A few reminders on building, clarity, taste, leverage, and the kind of work I want to live by.

A few things I have found myself believing, building, and living by:

  • Start building the thing. Ideas get clearer when they are forced into form. The fastest way to learn is to stop polishing the thought and start giving it shape.

  • Follow genuine curiosity. Real curiosity is like a north star. It pulls you toward patterns that matter, and pushes you to ask what is actually true before accepting what is merely common.

  • Clarity over cleverness. Cleverness impresses quickly and expires quickly. Clarity compounds and lasts.

  • Taste is not optional. Taste is not decoration. It is the ability to sense when something is off. It is what differentiates good from great.

  • Simple is harder. More than you think. Most things can be made to work. Far fewer can be made to feel inevitable. Simplicity is invisible work.

  • Start with first principles. Convention is useful, but it should not substitute for thought. Ask what must be true before deciding what is merely standard.

  • Useful is underrated. There is a lot of status in sounding ambitious and not enough in being concretely helpful. I would rather build something people rely on than something people only admire from a distance.

  • Reduce ruthlessly, then reduce it some more. Everything unnecessary should go. It steals time, attention, and energy.

  • Details are not details. The wording, the transitions, the defaults, the spacing, the way something fails, the way it recovers, the way it explains itself. All of it shows character.

  • Abstractions should simplify, not decorate. A good abstraction makes reality easier to work with. A bad one merely hides complexity behind prettier language.

  • Strong beliefs, fast updates. It is useful to have a point of view. It is equally useful to revise it quickly when reality pushes back.

  • Look for leverage. The best work often comes from finding the point where a small amount of effort changes a much larger system.

  • Work where the future is arriving. The most interesting place to build is where something important is becoming newly possible, but the patterns have not fully settled yet.

  • Speed is a strategy. Not reckless speed. Clear speed. The kind that comes from reducing indecision, shortening loops, and learning faster than the environment changes.
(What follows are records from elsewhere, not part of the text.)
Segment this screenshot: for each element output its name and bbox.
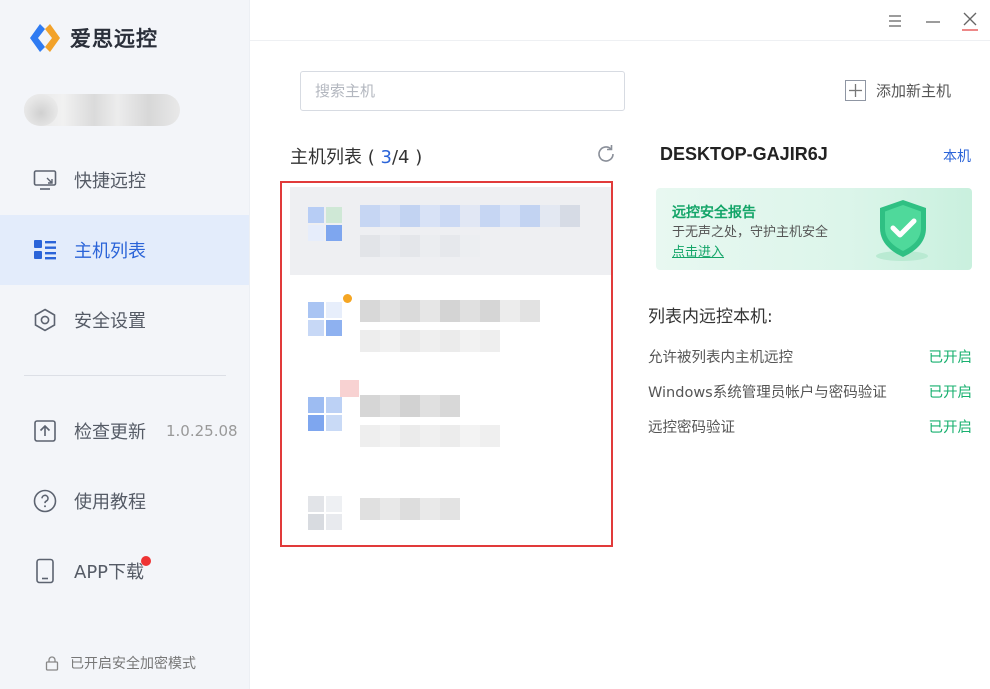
app-name: 爱思远控 (70, 27, 158, 51)
monitor-icon (32, 167, 58, 193)
sidebar-item-label: APP下载 (74, 562, 145, 583)
sidebar-item-host-list[interactable]: 主机列表 (0, 215, 249, 285)
host-online-count: 3 (380, 147, 392, 168)
notification-dot (141, 556, 151, 566)
lock-icon (44, 655, 60, 671)
this-machine-label: 本机 (943, 149, 971, 165)
sidebar-item-check-update[interactable]: 检查更新 1.0.25.08 (0, 396, 249, 466)
setting-status[interactable]: 已开启 (929, 381, 973, 402)
encryption-status: 已开启安全加密模式 (44, 653, 196, 673)
security-report-title: 远控安全报告 (672, 205, 756, 221)
sidebar-item-label: 主机列表 (74, 241, 146, 262)
search-input[interactable] (300, 71, 625, 111)
close-button[interactable] (959, 10, 981, 32)
add-host-button[interactable]: 添加新主机 (845, 80, 951, 101)
host-list-highlight (280, 181, 613, 547)
sidebar-divider (24, 375, 226, 376)
host-list-open-paren: ( (367, 147, 375, 168)
sidebar-item-label: 使用教程 (74, 492, 146, 513)
sidebar-item-security-settings[interactable]: 安全设置 (0, 285, 249, 355)
plus-icon (845, 80, 866, 101)
encryption-status-label: 已开启安全加密模式 (70, 656, 196, 672)
shield-hex-icon (32, 307, 58, 333)
host-list-title: 主机列表 ( 3/4 ) (290, 143, 422, 169)
host-total-count: 4 (398, 147, 410, 168)
sidebar-item-app-download[interactable]: APP下载 (0, 536, 249, 606)
setting-name: Windows系统管理员帐户与密码验证 (648, 385, 887, 401)
help-icon (32, 488, 58, 514)
machine-name: DESKTOP-GAJIR6J (660, 144, 828, 164)
sidebar-item-quick-remote[interactable]: 快捷远控 (0, 145, 249, 215)
sidebar-item-label: 快捷远控 (74, 171, 146, 192)
refresh-icon (598, 145, 614, 162)
settings-title: 列表内远控本机: (648, 307, 773, 327)
setting-status[interactable]: 已开启 (929, 416, 973, 437)
avatar[interactable] (24, 94, 58, 126)
upload-icon (32, 418, 58, 444)
sidebar: 爱思远控 快捷远控 主机列表 安全设置 检查更新 1.0.25.08 使用教程 … (0, 0, 250, 689)
app-logo: 爱思远控 (28, 22, 158, 54)
security-report-subtitle: 于无声之处，守护主机安全 (672, 225, 829, 240)
security-report-card[interactable]: 远控安全报告 于无声之处，守护主机安全 点击进入 (656, 188, 972, 270)
sidebar-item-tutorial[interactable]: 使用教程 (0, 466, 249, 536)
minimize-icon (926, 21, 940, 23)
shield-check-icon (868, 196, 938, 264)
sidebar-item-label: 安全设置 (74, 311, 146, 332)
menu-button[interactable] (884, 10, 906, 32)
menu-icon (889, 15, 901, 27)
version-label: 1.0.25.08 (166, 422, 238, 440)
host-list-close-paren: ) (415, 147, 423, 168)
title-bar-divider (250, 40, 990, 41)
sidebar-item-label: 检查更新 (74, 422, 146, 443)
security-report-link[interactable]: 点击进入 (672, 241, 724, 260)
minimize-button[interactable] (922, 10, 944, 32)
add-host-label: 添加新主机 (876, 82, 952, 100)
host-list-title-text: 主机列表 (290, 147, 362, 168)
setting-name: 允许被列表内主机远控 (648, 350, 793, 366)
setting-row: 远控密码验证 已开启 (648, 416, 972, 437)
phone-icon (32, 558, 58, 584)
setting-status[interactable]: 已开启 (929, 346, 973, 367)
setting-row: Windows系统管理员帐户与密码验证 已开启 (648, 381, 972, 402)
refresh-button[interactable] (595, 143, 617, 165)
host-list-icon (32, 237, 58, 263)
setting-name: 远控密码验证 (648, 420, 735, 436)
close-icon (962, 12, 978, 31)
logo-icon (28, 22, 62, 54)
setting-row: 允许被列表内主机远控 已开启 (648, 346, 972, 367)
  • Do not confuse noise for signal. The loudest thing happening is rarely the most important thing happening. This is true in markets, in work, and in your own head.

  • Make things that age well. I am increasingly drawn to work that lasts, and to building things that still feel right after the novelty wears off.

  • Keep your standards high. Standards are expensive in the short term and very cheap in the long term.

I keep coming back to these because they seem to hold across different kinds of work: code, teams, writing, even decisions about what to pay attention to.

I also keep coming back to them because they are easy to agree with in theory and surprisingly hard to live by in practice. It is much easier to admire simplicity than to do the work required to arrive at it. It is much easier to talk about taste than to make the fiftieth small decision that gives something its coherence. It is much easier to say you care about signal than to ignore noise when noise is what everyone else is reacting to.

That is probably why lists like this matter at all. They are not there to sound wise. They are there to bring you back to the kind of work you actually want to do.